Ne yazık ki 15 yıllık meslek yaşamımda önüme konan kalıpları aşmak için verdiğim uğraşların sonuçsuz kaldığını ve vücudumda 140 santimlik upuzun bir dikiş izi bırakan bir by-pass ameliyatı sayesinde hayatta kalabildiğimi acı bir şekilde görmüş olarak, benzer bir acizlik hissine sürüklenmekteydim işte...
Daha akvaryuma düştükleri anda mevcut koşulları benimseyip hiç sağa sola saldırmadan, zemindeki yerlerini alarak durağan bir meslek yaşamına adım atan meslektaşlarımı pasiflikle suçlamış ve onları eleştirmiştim... Meğerse ne kadar gerçekçi ve ileri görüşlülermiş o çocuklar... Bu apaçık entegrasyon probleminin nelere mal olabileceğini önceden kestirebilmiş ve en kestirme entegrasyon yönteminin itaat ve uyum olduğunu, bunun için de yaratıcı düşünce ve hayalgücü yeteneklerini derhal bir kenara bırakıp istenen formatlarda birer eleman olmak gerektiğini daha işin başında farketmişler onlar. Bu yüzden en kısa yolu seçip daha başından kalıplara teslim olmuşlardı mesai arkadaşlarım. Ben ise yukarıya doğru yüzerek yepyeni sulara ulaşabileceğim bir şelale aramakla geçirmiştim en güzel yıllarımı...

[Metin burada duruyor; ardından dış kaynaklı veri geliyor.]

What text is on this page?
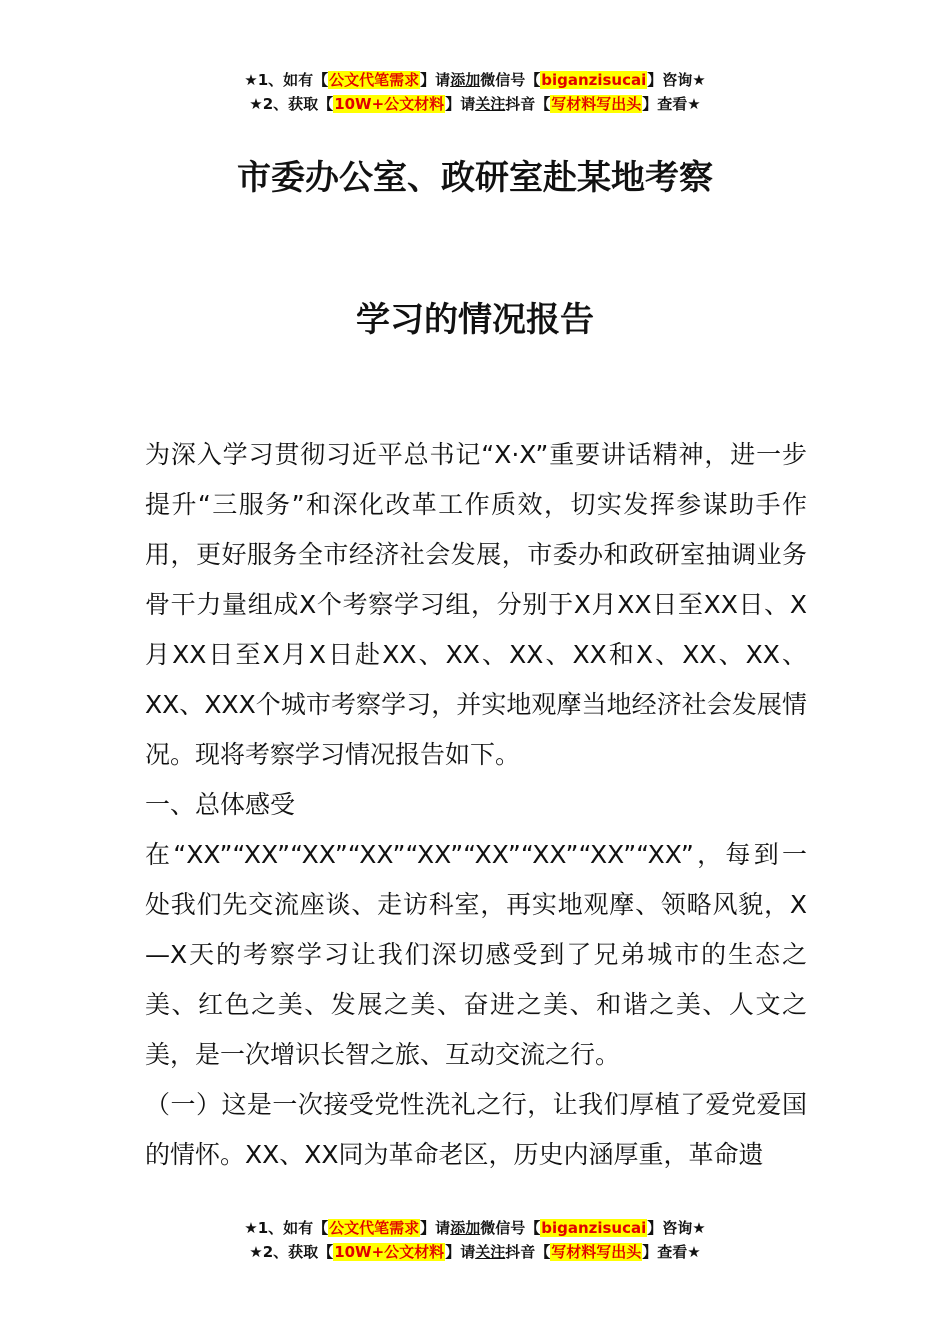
★1、如有【公文代笔需求】请添加微信号【biganzisucai】咨询★
★2、获取【10W+公文材料】请关注抖音【写材料写出头】查看★
市委办公室、政研室赴某地考察
学习的情况报告

为深入学习贯彻习近平总书记“X·X”重要讲话精神，进一步提升“三服务”和深化改革工作质效，切实发挥参谋助手作用，更好服务全市经济社会发展，市委办和政研室抽调业务骨干力量组成X个考察学习组，分别于X月XX日至XX日、X月XX日至X月X日赴XX、XX、XX、XX和X、XX、XX、XX、XXX个城市考察学习，并实地观摩当地经济社会发展情况。现将考察学习情况报告如下。

一、总体感受

在“XX”“XX”“XX”“XX”“XX”“XX”“XX”“XX”“XX”，每到一处我们先交流座谈、走访科室，再实地观摩、领略风貌，X—X天的考察学习让我们深切感受到了兄弟城市的生态之美、红色之美、发展之美、奋进之美、和谐之美、人文之美，是一次增识长智之旅、互动交流之行。

（一）这是一次接受党性洗礼之行，让我们厚植了爱党爱国的情怀。XX、XX同为革命老区，历史内涵厚重，革命遗

★1、如有【公文代笔需求】请添加微信号【biganzisucai】咨询★
★2、获取【10W+公文材料】请关注抖音【写材料写出头】查看★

O görünmeyen kalıplara her çarpışta yaşadığım travmaların kümülatif etkisi nedeniyle ben artık o ışıktan hızlı gücümü kullanmayı terk etmeye ve önüme konan kalıpların şeklini almaya zorlanıyorum... Tıpkı burunlarını cama vura vura zedeleyen alabalıkların şelalelerden yukarı doğru yüzebilme yeteneklerini kalıcı olarak terketmeye zorlandıkları gibi... Şimdi yaşadığım acı tecrübelerin derin etkisiyle akvaryumun zeminde pısmış bekliyordum işte... Hemen yanıbaşımda bir tehlike yoktu belki, ama bu gidiş hiç de parlak bir duruma işaret etmiyordu.